It's probably the most valuable back catalog in all of recorded music, and one of its architects is now suing Sony in order to get back the publishing rights. Paul McCartney of The Beatles, who according to the French Associated Press, filed a lawsuit in New York invoking a clause in the US Copyright Act of 1976.
According to that act, artists who gave away publishing rights to their songs recorded before 1978 can reclaim them after 56 years have passed, a deadline that is now creeping up on the earliest Beatles single "Love Me Do." That track was released in 1962, which means that next year McCartney should be entitled to take back the rights he signed away as a young lad from Liverpool. So why is a lawsuit necessary? Because of a court decision late last year against Duran Duran, in which a judge decided that the US Copyright Act of 1976 doesn't apply in Britain, which in turn reportedly provoked the CEO of Sony ATV to drop a conversational hint to McCartney's lawyer that the label wasn't planning to give up The Beatles' back catalog without a fight.

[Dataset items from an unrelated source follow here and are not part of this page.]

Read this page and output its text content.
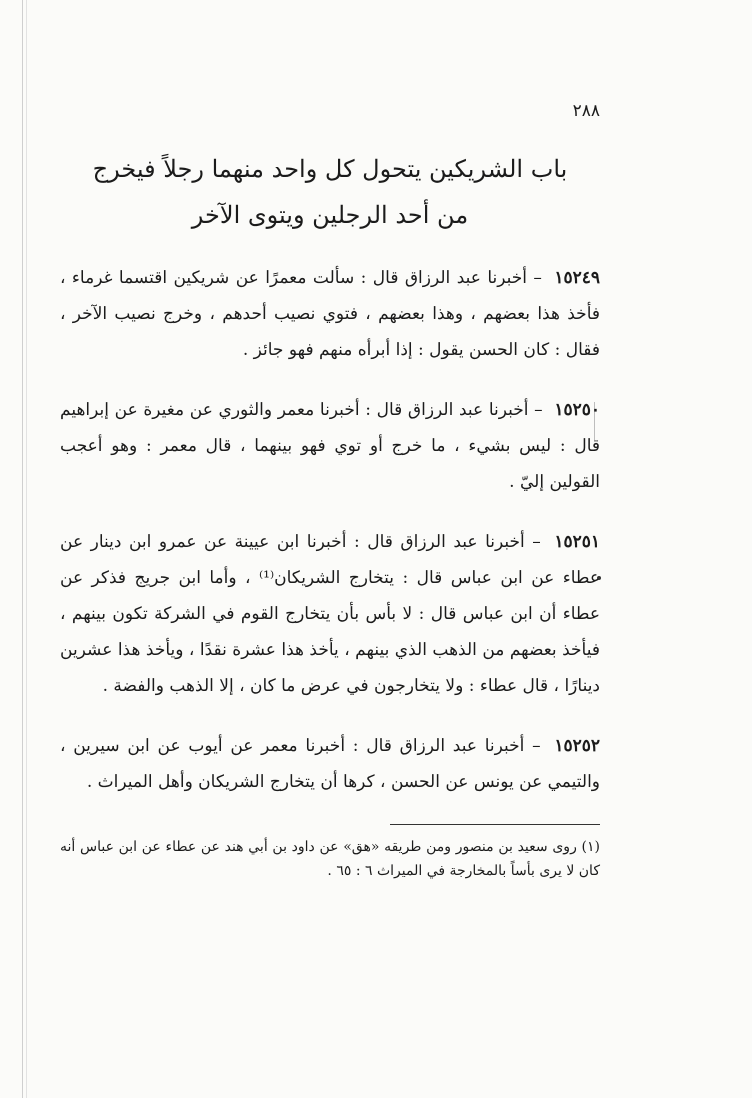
٢٨٨
باب الشريكين يتحول كل واحد منهما رجلاً فيخرج
من أحد الرجلين ويتوى الآخر
١٥٢٤٩ – أخبرنا عبد الرزاق قال : سألت معمرًا عن شريكين اقتسما غرماء ، فأخذ هذا بعضهم ، وهذا بعضهم ، فتوي نصيب أحدهم ، وخرج نصيب الآخر ، فقال : كان الحسن يقول : إذا أبرأه منهم فهو جائز .
١٥٢٥٠ – أخبرنا عبد الرزاق قال : أخبرنا معمر والثوري عن مغيرة عن إبراهيم قال : ليس بشيء ، ما خرج أو توي فهو بينهما ، قال معمر : وهو أعجب القولين إليّ .
١٥٢٥١ – أخبرنا عبد الرزاق قال : أخبرنا ابن عيينة عن عمرو ابن دينار عن عطاء عن ابن عباس قال : يتخارج الشريكان⁽¹⁾ ، وأما ابن جريج فذكر عن عطاء أن ابن عباس قال : لا بأس بأن يتخارج القوم في الشركة تكون بينهم ، فيأخذ بعضهم من الذهب الذي بينهم ، يأخذ هذا عشرة نقدًا ، ويأخذ هذا عشرين دينارًا ، قال عطاء : ولا يتخارجون في عرض ما كان ، إلا الذهب والفضة .
١٥٢٥٢ – أخبرنا عبد الرزاق قال : أخبرنا معمر عن أيوب عن ابن سيرين ، والتيمي عن يونس عن الحسن ، كرها أن يتخارج الشريكان وأهل الميراث .
(١) روى سعيد بن منصور ومن طريقه «هق» عن داود بن أبي هند عن عطاء عن ابن عباس أنه كان لا يرى بأساً بالمخارجة في الميراث ٦ : ٦٥ .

After that encounter, McCartney approached Sony to try to get a guarantee that his legal notices that The Beatles' publishing contracts would be terminated next year, and the company refused. Hence a lawsuit, filed in New York City, and which may have big implications for the music industry going forward – especially as things like streaming rights have given classic acts like The Beatles yet another platform to sell and resell familiar music to both old and new fans.
Interestingly, Sony ATV only ended up with The Beatles' publishing rights through another artist – Michael Jackson, who bought up The Beatles' rights after a conversation about publishing rights with … Paul McCartney. Sony ATV also owns the back catalogs of artists like Jackson, Bob Dylan, and Marvin Gaye, so you can be sure they'll be lawyering up in preparation for this McCartney case unless they want to lose a lot of their fattest cash cows over the next few years.